Open Delaunay opened 1 month ago
Can you share a few more details around which models you're using, size of dataset, machine type?
Off the very top of my head, not sure what would be going on.
I tried on
torchtune.models.llama3_1.llama3_1_70b
Hey @Delaunay - I looked into this and was able to repro! Unfortunately, still digging into the root cause, but a quick fix is to upgrade your PyTorch version to the nightlies.
pip install --pre torch --index-url https://download.pytorch.org/whl/nightly/
After doing this, training should be fast again:
I think @felipemello1 added some warnings about this in #1733, seems like the fix is to run on PyTorch nightlies here. Given that we have a resolution for this I am gonna close the issue, but @Delaunay if you are not unblocked please feel free to reopen.
I downgraded to 0.2.1
while I wait for pytorch to release a new version, in my case I cannot use nightlies.
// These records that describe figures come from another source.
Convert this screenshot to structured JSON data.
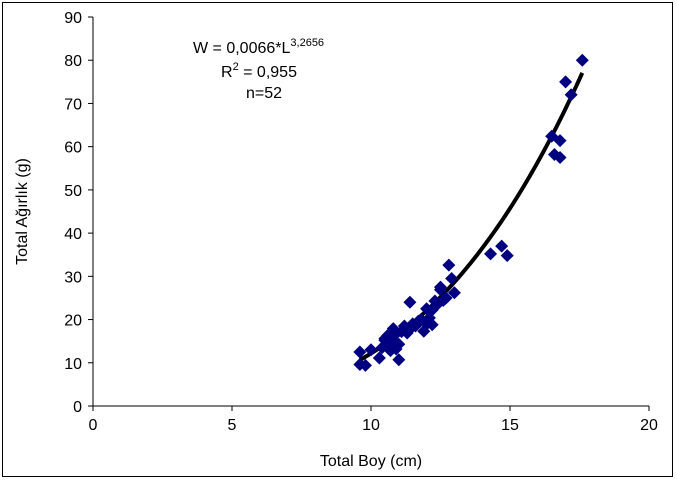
{
  "chart_data": {
    "type": "scatter",
    "title": "",
    "xlabel": "Total Boy (cm)",
    "ylabel": "Total Ağırlık (g)",
    "xlim": [
      0,
      20
    ],
    "ylim": [
      0,
      90
    ],
    "x_ticks": [
      0,
      5,
      10,
      15,
      20
    ],
    "y_ticks": [
      0,
      10,
      20,
      30,
      40,
      50,
      60,
      70,
      80,
      90
    ],
    "grid": false,
    "legend": "none",
    "annotation": {
      "eq_base": "W = 0,0066*L",
      "eq_exp": "3,2656",
      "r2_base": "R",
      "r2_exp": "2",
      "r2_rest": " = 0,955",
      "n": "n=52"
    },
    "fit": {
      "type": "power",
      "a": 0.0066,
      "b": 3.2656,
      "x_range": [
        9.6,
        17.6
      ]
    },
    "marker_color": "#000080",
    "fit_color": "#000000",
    "points": [
      [
        9.6,
        12.5
      ],
      [
        9.6,
        9.6
      ],
      [
        9.8,
        9.4
      ],
      [
        10.0,
        13.0
      ],
      [
        10.3,
        11.1
      ],
      [
        10.4,
        13.5
      ],
      [
        10.5,
        15.2
      ],
      [
        10.6,
        14.7
      ],
      [
        10.6,
        16.3
      ],
      [
        10.7,
        12.8
      ],
      [
        10.7,
        16.1
      ],
      [
        10.8,
        17.9
      ],
      [
        10.8,
        15.0
      ],
      [
        10.9,
        13.2
      ],
      [
        10.9,
        16.7
      ],
      [
        11.0,
        10.7
      ],
      [
        11.0,
        14.3
      ],
      [
        11.1,
        17.2
      ],
      [
        11.2,
        18.5
      ],
      [
        11.3,
        16.9
      ],
      [
        11.4,
        24.0
      ],
      [
        11.4,
        17.8
      ],
      [
        11.5,
        19.0
      ],
      [
        11.6,
        18.5
      ],
      [
        11.7,
        19.6
      ],
      [
        11.8,
        20.0
      ],
      [
        11.9,
        17.3
      ],
      [
        12.0,
        22.5
      ],
      [
        12.0,
        18.9
      ],
      [
        12.1,
        20.4
      ],
      [
        12.2,
        18.8
      ],
      [
        12.2,
        22.2
      ],
      [
        12.3,
        24.3
      ],
      [
        12.4,
        23.6
      ],
      [
        12.5,
        27.5
      ],
      [
        12.6,
        24.4
      ],
      [
        12.7,
        25.0
      ],
      [
        12.8,
        32.6
      ],
      [
        12.9,
        29.5
      ],
      [
        13.0,
        26.2
      ],
      [
        14.3,
        35.2
      ],
      [
        14.7,
        37.0
      ],
      [
        14.9,
        34.8
      ],
      [
        16.5,
        62.4
      ],
      [
        16.6,
        58.2
      ],
      [
        16.8,
        61.4
      ],
      [
        16.8,
        57.5
      ],
      [
        17.0,
        75.0
      ],
      [
        17.2,
        72.0
      ],
      [
        17.6,
        80.0
      ],
      [
        10.5,
        15.6
      ],
      [
        12.5,
        26.9
      ]
    ]
  }
}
But if it OOM why did I not see the error being raised ? Is it linked to the CPU offloading where things get moved out to CPU to avoid OOM and it gets super slow but eventually OOM ?
@Delaunay since you can't use the nightlies I'll reopen this. The main change is that between 0.2.1 and 0.3.0 we moved onto FSDP2. Since this is a relatively new feature, it's likely that there have been some optimizations made since 2.4 (I can't pinpoint anything offhand but can dig in further here). Out of curiosity, where is it slow? Is it during training, checkpoint load, or somewhere else? And do you see similar slowdowns when running on smaller models (i.e. ones where we aren't doing CPU offload)?
The recipe full_finetune_distributed Appear to be much slower in v0.3 than v0.2.1
Everything seems to work as usual, but my job that used to work in v0.2.1 time out in v0.3.0.
I don't have much detail yet, but maybe as you are more familiar with the code base you could have an idea already based on what changed recently!